Jo-Ann Brant’s postcritical reading of beauty in the Gospel of John identifies an aesthetic dimension to Johannine theology and Christology. Such an aesthetic, she indicates, is essential to the Johannine notion of glory and revelation. Moreover, as an aesthetic object, the Gospel of John is not simply an account of what happened but a work of art that imparts a sense of divine beauty by means of the beauty of the prose. That is, the biblical writer seems to understand that God’s glory is perceivable to the physical senses and not simply the mind’s eye. Brant’s essay is informed by the thought of Simone Weil and Han Urs von Balthasar.

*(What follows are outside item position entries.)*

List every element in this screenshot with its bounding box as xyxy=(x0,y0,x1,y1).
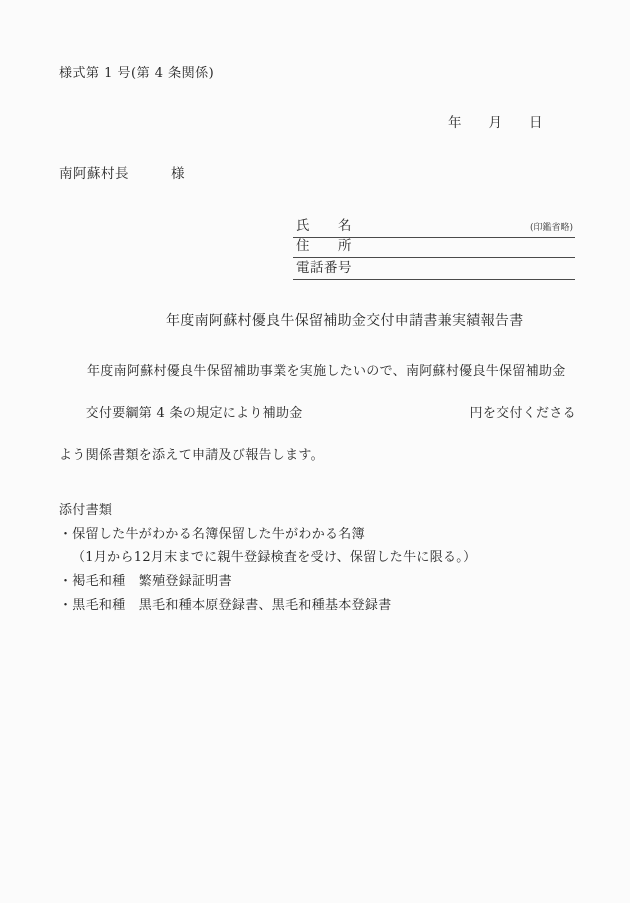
form-number: 様式第 1 号(第 4 条関係) xyxy=(59,62,214,81)
attachments-heading: 添付書類 xyxy=(59,501,476,525)
body-line-2-before: 交付要綱第 4 条の規定により補助金 xyxy=(86,406,303,421)
body-line-1: 年度南阿蘇村優良牛保留補助事業を実施したいので、南阿蘇村優良牛保留補助金 xyxy=(59,361,574,382)
name-field-label: 氏 名 xyxy=(296,214,352,234)
address-field-row[interactable]: 住 所 xyxy=(293,238,575,258)
seal-omitted-note: (印鑑省略) xyxy=(530,220,573,234)
phone-field-row[interactable]: 電話番号 xyxy=(293,258,575,280)
body-paragraph: 年度南阿蘇村優良牛保留補助事業を実施したいので、南阿蘇村優良牛保留補助金 交付要… xyxy=(59,361,574,466)
attachment-item-roster-note: （1月から12月末までに親牛登録検査を受け、保留した牛に限る。） xyxy=(59,548,476,572)
subsidy-amount-blank[interactable] xyxy=(303,416,470,417)
attachment-item-roster: ・保留した牛がわかる名簿保留した牛がわかる名簿 xyxy=(59,525,476,549)
address-field-label: 住 所 xyxy=(296,234,352,254)
body-line-2-after: 円を交付くださる xyxy=(470,406,576,421)
phone-field-label: 電話番号 xyxy=(296,256,352,276)
body-line-3: よう関係書類を添えて申請及び報告します。 xyxy=(59,445,574,466)
attachment-item-akage: ・褐毛和種 繁殖登録証明書 xyxy=(59,572,476,596)
applicant-fields: 氏 名 (印鑑省略) 住 所 電話番号 xyxy=(293,212,575,280)
addressee-line: 南阿蘇村長 様 xyxy=(59,162,185,182)
document-title: 年度南阿蘇村優良牛保留補助金交付申請書兼実績報告書 xyxy=(166,310,524,330)
date-line: 年 月 日 xyxy=(448,111,543,131)
application-form-page: 様式第 1 号(第 4 条関係) 年 月 日 南阿蘇村長 様 氏 名 (印鑑省略… xyxy=(0,0,630,903)
attachment-item-kuroge: ・黒毛和種 黒毛和種本原登録書、黒毛和種基本登録書 xyxy=(59,596,476,620)
attachments-section: 添付書類 ・保留した牛がわかる名簿保留した牛がわかる名簿 （1月から12月末まで… xyxy=(59,501,476,619)
body-line-2: 交付要綱第 4 条の規定により補助金円を交付くださる xyxy=(59,382,574,445)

The final essay, by Peter Spitaler, serves as an epilogue to the volume. Responding to all the essays, Spitaler highlights common themes and motifs in the various biblical narratives and underscores hermeneutical insights that are shared by the contributors. Without imposing unity, Spitaler synthesizes the studies in this collection by focusing on three aspects: the historical, social, and cultural boundedness of beauty constructs; the subjective dimension in the perception of beauty; and the relationships between the beautiful and the sublime. Spitaler concludes with suggestions for further research on beauty, Bible, method, and hermeneutics. The collection of essays as a whole underscores the significance of aesthetics and related considerations for the ancient writers of sacred texts and for individuals and communities who read them today with modern and postmodern sensibilities.

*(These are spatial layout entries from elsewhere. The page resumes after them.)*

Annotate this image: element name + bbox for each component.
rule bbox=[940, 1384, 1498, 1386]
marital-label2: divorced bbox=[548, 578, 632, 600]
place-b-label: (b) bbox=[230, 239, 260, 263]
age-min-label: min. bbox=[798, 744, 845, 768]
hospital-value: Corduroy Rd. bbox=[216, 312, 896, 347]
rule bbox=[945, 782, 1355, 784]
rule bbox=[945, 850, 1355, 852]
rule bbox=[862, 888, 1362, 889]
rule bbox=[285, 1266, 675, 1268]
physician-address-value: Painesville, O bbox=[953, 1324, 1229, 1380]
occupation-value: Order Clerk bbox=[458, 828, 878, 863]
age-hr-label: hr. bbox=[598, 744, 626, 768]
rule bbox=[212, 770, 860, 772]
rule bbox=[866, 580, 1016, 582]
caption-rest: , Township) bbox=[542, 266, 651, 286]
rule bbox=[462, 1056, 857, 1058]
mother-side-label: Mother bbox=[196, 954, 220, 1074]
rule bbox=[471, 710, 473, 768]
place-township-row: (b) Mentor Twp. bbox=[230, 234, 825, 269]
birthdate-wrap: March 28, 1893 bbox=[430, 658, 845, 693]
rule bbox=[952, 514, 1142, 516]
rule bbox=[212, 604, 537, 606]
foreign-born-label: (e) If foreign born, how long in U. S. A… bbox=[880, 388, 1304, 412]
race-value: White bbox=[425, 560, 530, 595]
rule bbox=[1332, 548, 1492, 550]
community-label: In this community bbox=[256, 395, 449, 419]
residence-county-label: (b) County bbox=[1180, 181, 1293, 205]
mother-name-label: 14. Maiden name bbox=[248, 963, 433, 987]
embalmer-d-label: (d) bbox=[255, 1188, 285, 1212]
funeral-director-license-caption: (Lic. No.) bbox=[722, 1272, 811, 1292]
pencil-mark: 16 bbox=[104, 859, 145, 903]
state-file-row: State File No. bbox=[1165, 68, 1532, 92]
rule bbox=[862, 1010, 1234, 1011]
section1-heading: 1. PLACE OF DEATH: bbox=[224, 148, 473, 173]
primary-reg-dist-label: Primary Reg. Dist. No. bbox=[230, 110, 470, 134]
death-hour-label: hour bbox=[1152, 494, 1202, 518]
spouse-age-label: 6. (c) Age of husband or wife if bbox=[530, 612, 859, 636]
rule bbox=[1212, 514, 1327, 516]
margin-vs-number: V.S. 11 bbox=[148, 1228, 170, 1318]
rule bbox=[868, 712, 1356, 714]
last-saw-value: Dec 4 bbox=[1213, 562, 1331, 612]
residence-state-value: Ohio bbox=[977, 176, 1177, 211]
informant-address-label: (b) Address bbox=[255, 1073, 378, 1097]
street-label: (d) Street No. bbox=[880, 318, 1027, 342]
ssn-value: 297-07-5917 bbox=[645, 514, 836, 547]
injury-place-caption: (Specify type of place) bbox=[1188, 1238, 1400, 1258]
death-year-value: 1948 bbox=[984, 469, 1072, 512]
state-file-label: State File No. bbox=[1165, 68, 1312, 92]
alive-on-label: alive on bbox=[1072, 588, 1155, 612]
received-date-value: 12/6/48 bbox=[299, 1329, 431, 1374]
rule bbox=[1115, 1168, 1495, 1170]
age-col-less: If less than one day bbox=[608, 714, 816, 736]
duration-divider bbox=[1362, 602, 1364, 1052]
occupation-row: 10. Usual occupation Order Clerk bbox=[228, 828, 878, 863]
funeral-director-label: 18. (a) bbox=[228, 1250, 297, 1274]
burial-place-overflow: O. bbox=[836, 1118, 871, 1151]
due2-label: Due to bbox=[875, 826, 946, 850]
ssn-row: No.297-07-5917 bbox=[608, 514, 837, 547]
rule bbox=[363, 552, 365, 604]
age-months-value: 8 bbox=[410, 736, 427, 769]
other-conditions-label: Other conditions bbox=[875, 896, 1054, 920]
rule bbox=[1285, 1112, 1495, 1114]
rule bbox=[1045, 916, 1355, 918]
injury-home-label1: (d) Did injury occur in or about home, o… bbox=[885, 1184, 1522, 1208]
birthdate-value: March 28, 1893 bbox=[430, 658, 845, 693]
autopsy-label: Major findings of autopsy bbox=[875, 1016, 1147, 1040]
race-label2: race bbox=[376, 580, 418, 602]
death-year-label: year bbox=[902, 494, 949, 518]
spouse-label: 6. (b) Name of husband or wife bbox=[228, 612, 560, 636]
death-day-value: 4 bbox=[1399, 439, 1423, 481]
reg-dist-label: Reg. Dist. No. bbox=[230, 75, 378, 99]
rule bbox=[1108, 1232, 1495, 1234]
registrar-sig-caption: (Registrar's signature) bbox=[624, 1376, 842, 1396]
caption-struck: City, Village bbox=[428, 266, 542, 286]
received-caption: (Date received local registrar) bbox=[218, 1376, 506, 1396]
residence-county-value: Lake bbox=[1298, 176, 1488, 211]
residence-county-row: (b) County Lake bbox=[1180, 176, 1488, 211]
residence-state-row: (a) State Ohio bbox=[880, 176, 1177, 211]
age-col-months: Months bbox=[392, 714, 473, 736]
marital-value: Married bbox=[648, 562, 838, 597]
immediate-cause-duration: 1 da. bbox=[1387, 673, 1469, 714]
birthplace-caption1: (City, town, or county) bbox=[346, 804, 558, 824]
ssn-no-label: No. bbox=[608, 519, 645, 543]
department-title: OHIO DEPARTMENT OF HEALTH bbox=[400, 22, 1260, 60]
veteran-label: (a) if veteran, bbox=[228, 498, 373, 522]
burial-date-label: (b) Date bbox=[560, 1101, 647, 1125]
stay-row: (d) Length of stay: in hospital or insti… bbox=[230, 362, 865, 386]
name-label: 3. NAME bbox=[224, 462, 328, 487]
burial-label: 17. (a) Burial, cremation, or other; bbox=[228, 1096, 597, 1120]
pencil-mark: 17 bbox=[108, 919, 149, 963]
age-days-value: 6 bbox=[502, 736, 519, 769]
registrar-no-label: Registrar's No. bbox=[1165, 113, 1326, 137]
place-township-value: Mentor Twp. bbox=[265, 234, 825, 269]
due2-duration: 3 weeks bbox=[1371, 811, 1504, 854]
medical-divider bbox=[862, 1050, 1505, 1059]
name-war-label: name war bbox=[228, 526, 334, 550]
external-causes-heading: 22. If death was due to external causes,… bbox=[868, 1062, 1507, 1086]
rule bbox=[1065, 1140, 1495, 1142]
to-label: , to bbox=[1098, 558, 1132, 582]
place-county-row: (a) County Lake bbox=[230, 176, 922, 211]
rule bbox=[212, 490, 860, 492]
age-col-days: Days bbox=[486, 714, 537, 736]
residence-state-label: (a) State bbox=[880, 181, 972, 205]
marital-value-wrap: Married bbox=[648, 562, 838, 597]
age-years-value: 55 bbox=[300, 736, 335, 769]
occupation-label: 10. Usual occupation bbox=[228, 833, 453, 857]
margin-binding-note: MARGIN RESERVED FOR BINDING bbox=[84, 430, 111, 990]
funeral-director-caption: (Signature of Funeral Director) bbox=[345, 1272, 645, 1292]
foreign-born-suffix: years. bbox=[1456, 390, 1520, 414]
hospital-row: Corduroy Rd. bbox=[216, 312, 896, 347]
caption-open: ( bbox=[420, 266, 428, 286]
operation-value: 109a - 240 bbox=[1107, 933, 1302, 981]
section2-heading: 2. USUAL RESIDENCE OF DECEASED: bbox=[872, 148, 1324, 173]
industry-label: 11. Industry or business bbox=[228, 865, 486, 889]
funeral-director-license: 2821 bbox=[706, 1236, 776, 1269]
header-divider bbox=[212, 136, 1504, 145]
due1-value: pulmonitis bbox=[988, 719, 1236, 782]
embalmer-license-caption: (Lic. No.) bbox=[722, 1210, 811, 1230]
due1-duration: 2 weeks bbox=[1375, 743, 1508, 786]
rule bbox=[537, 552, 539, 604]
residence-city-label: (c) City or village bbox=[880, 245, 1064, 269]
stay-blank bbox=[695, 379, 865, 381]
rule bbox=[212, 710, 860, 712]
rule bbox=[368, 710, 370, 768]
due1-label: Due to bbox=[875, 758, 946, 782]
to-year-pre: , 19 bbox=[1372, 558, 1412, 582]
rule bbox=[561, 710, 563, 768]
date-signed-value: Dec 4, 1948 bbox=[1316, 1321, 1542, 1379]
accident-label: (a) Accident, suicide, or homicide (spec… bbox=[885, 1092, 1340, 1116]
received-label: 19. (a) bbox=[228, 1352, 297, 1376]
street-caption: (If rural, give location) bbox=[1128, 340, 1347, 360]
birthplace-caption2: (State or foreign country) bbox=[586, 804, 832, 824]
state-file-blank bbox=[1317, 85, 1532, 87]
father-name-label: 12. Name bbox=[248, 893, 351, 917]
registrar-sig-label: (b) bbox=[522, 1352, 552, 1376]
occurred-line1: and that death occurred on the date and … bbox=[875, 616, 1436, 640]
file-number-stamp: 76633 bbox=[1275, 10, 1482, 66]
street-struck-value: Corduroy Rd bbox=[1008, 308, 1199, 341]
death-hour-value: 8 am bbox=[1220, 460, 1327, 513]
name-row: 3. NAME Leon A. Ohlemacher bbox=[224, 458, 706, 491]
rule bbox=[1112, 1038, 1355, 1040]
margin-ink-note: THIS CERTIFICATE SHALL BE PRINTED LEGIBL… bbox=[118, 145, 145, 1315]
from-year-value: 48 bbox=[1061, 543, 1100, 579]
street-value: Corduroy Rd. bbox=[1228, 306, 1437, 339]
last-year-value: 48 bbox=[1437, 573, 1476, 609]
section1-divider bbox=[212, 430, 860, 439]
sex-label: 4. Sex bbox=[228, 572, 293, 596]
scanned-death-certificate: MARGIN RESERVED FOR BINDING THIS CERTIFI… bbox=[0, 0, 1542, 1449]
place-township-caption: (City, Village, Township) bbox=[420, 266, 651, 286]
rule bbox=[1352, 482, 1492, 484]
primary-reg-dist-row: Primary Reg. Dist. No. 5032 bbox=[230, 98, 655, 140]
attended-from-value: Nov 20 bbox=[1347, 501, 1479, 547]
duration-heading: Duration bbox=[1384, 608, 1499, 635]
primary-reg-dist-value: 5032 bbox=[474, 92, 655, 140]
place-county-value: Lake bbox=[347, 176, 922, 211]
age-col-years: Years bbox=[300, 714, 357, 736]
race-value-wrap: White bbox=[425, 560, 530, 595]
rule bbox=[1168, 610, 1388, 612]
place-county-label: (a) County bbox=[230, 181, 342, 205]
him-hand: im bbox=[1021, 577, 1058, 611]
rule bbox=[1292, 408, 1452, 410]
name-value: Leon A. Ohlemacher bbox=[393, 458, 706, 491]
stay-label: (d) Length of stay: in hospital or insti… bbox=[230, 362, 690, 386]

These explorations into the aesthetic qualities of seven discrete biblical texts signal a fresh, interdisciplinary understanding of scripture. More than ever, beauty is in the eyes of the beholder to suggest great diversity in the field of aesthetics and new challenges for readers of the Bible. Moreover, Beauty and the Bible: Toward a Hermeneutics of Biblical Aesthetics catalogs the plurality of methods currently in use to elaborate and comment on beauty in the biblical text. The diversity reflected on these pages parallels that of the volume’s contributors in the aggregate. That is, while two of the authors are from the continental United States, five come from other cultural contexts that include the Caribbean, continental Europe, French-speaking Canada, and Great Britain. Amid this diversity, there has been an abiding center: many of these essays were conceived within a working group on hermeneutics that meets as part of the international meeting of the Catholic Biblical Association of America. In sessions from 2008 to 2010, the group considered and critiqued one another’s studies on biblical aesthetics, and the project developed into Beauty and the Bible: Toward a Hermeneutics of Biblical Aesthetics.

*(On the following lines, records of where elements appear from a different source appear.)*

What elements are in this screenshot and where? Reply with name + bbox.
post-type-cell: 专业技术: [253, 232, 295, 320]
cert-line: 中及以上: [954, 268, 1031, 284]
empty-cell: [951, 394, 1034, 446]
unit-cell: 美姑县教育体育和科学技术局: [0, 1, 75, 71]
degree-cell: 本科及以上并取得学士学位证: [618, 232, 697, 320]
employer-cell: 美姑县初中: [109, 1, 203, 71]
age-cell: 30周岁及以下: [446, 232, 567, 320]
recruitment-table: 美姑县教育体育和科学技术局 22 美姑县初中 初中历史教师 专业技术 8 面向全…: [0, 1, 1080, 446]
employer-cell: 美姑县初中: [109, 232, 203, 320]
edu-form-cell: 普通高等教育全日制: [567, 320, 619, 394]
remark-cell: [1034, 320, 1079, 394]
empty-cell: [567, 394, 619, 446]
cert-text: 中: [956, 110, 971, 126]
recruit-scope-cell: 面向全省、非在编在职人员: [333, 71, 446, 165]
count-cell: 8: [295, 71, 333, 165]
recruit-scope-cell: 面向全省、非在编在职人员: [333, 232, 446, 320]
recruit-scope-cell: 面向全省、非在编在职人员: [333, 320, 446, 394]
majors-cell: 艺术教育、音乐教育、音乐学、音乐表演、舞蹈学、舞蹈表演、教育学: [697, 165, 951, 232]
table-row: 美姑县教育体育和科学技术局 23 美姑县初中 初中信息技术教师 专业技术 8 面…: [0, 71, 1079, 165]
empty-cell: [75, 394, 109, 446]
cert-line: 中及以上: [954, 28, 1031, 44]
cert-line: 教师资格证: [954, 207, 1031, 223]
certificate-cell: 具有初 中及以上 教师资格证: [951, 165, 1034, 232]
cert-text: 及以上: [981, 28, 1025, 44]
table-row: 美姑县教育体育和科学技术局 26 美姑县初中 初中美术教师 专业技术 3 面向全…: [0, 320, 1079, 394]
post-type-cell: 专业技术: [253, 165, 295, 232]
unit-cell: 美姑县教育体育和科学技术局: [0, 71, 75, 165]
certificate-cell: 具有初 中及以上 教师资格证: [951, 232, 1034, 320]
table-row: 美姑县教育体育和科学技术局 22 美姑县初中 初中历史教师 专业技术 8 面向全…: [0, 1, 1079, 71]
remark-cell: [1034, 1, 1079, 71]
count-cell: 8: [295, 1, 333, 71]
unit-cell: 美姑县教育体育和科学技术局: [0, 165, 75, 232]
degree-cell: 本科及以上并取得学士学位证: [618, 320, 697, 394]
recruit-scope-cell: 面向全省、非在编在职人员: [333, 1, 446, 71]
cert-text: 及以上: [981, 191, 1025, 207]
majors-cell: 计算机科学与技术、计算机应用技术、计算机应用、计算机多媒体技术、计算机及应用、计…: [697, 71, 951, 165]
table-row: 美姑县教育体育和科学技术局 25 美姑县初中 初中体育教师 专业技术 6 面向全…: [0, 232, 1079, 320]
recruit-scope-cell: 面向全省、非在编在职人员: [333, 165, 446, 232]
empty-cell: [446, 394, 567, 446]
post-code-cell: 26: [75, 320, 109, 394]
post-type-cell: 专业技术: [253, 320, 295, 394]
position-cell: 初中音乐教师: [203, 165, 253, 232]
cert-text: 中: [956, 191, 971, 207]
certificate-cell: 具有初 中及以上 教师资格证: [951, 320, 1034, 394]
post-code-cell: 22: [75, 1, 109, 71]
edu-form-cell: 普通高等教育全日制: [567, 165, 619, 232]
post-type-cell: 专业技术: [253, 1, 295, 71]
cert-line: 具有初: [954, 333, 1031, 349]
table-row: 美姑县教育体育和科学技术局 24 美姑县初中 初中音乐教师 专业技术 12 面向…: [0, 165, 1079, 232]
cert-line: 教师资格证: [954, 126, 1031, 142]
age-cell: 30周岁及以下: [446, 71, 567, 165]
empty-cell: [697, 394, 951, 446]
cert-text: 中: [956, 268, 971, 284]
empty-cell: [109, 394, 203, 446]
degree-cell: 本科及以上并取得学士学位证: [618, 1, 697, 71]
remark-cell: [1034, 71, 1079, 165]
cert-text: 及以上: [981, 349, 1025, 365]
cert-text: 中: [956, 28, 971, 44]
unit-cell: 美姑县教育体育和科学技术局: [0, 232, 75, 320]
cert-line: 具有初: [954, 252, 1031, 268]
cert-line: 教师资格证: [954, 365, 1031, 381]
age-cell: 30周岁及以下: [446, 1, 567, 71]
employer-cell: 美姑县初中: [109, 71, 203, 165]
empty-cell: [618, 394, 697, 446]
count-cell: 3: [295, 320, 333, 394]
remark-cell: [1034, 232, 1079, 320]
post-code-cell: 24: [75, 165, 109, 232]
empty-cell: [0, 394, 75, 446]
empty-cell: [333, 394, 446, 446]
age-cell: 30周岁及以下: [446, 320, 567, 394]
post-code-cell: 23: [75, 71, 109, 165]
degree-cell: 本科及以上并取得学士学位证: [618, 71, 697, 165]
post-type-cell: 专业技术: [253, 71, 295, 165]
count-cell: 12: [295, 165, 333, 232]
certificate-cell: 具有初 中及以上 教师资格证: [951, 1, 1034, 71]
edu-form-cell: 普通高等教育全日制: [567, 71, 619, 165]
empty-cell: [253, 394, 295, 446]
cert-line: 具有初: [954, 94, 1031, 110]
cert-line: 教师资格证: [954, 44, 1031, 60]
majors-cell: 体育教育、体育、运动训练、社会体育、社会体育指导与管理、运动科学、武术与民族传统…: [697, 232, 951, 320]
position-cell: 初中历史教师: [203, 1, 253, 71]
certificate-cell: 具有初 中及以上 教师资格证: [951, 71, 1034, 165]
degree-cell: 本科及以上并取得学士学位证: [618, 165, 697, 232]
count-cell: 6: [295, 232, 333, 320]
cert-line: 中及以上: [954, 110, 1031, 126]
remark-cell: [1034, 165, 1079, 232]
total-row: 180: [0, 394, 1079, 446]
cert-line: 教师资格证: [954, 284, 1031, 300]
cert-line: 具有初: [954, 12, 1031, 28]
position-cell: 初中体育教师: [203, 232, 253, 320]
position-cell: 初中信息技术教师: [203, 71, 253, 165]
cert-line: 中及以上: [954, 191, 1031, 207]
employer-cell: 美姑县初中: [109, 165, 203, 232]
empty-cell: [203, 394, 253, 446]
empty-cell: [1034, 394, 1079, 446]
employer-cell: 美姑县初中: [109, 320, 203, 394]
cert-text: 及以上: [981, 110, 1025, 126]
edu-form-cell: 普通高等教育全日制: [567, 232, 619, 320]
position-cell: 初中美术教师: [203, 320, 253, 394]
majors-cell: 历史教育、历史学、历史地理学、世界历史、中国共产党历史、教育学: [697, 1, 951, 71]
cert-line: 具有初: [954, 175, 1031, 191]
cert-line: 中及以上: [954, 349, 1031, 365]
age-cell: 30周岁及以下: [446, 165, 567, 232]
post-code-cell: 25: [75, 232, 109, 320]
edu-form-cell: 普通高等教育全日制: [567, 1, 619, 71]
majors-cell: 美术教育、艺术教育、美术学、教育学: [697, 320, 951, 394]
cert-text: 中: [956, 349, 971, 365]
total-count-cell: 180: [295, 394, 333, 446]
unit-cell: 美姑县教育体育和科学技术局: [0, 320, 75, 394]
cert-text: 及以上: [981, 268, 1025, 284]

The editors acknowledge and express gratitude to the Catholic Biblical Association of America for its support of this project. We also thank the editors at Semeia Studies, Jennifer Koosed and Gerald West, along with the editorial staff at the Society of Biblical Literature, especially Kathie Klein, Bob Buller, and Leigh Andersen. We thank as well our research assistant, Peter Claver Ajer, for his work on the indices. Finally, we dedicate this volume to Gina Hens-Piazza and David Penchansky. For many years Gina and David led the study of hermeneutics within the Catholic Biblical Association of America by convening the group that meets annually at the international meeting. In this role, they were among the first to conceive and articulate a synthesis between biblical studies and critical theory. Their leadership advanced the study of biblical hermeneutics at a critical time in its development, and under their influence an entire cohort of scholars came to approach the biblical text with methodological savvy and a concomitant desire to be of service, to the world and to communities of faith. In the field of hermeneutics, the legacy of Gina and David is a thing of beauty.